Una cosa que nunca podrá estudiar ni resolver la ciencia es la consistencia del espíritu y por qué de sus lazos afectivos con Dios. Esto nos ayuda a confirmar que nuestra capacidad mental se basa solo en lo que podemos ver o palpar, admitiendo que el universo del ser humano es aun más complicado. Y es allí, en ese interior, donde la presencia del Señor se da cuando el corazón, y no el cerebro, participan en su encuentro.
Siendo esta parte espiritual exclusiva de Dios, debemos reflexionar por qué queremos aislarlo de nuestras vidas. Cuál es la razón por la que pretendemos desatender nuestra sensibilidad interna negándonos a nosotros mismos la posibilidad de alimentarnos en Cristo Jesús.
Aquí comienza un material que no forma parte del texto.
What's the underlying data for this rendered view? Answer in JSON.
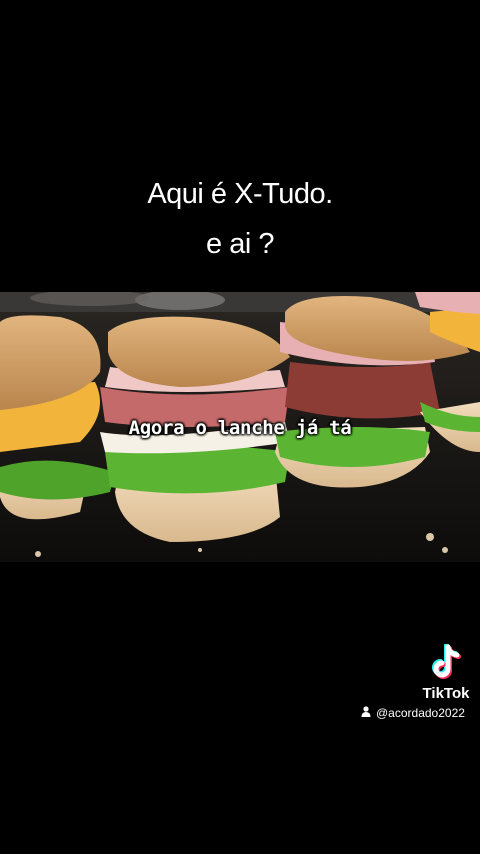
{
  "caption": {
    "line1": "Aqui é X-Tudo.",
    "line2": "e ai ?"
  },
  "video": {
    "subtitle": "Agora o lanche já tá"
  },
  "watermark": {
    "brand": "TikTok",
    "handle": "@acordado2022",
    "logo_icon": "tiktok-note-icon",
    "user_icon": "person-icon"
  },
  "colors": {
    "background": "#000000",
    "text": "#ffffff",
    "tiktok_cyan": "#25f4ee",
    "tiktok_red": "#fe2c55"
  }
}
Su palabra no sólo es sabía, es perfecta para orientarnos y hacernos crecer. Por eso Jesús, hoy, se nos presenta como un Pan de Vida capaz de alimentar a todo el mundo y mucho más. Quien lo sigue será saciado con Su mensaje de amor y respeto por nosotros mismos y los demás. Quienes no lo escuchan seguramente tendrán una vida plana que se fija solamente en lo que pueden palpar y ver, resistiéndose a creer que al final de la vida hay un mas allá.
Esa ausencia de fe, afectada por las dudas científicas que a diario brotan, se debe en parte a que los medios de comunicación, en su afán por informar, muestran las cosas de una manera fría e insensible. Informan para que la razón participe en el análisis, pero excluyen todo aquello que pueda levantar el espíritu.
Por eso debemos buscar y alimentarnos de la Biblia, ir a Misa, participar de la Santa Eucaristía, visitar el Altísimo frecuentemente, orar y rezar permanentemente como herramientas dadas por Dios y la Iglesia para perseverar en al Fe sin que la duda y las respuestas de la ciencia nos separe del camino de la salvación. Hay que creer en el amor de Dios, la Gracia de Su Hijo amado y el poder del Espíritu Santo como escudo protector de nuestro interior. Por eso los católicos debemos perseverar y luchar por comunidades cristianas sólidas, fuertes y apegadas a Dios sin temor a dudas.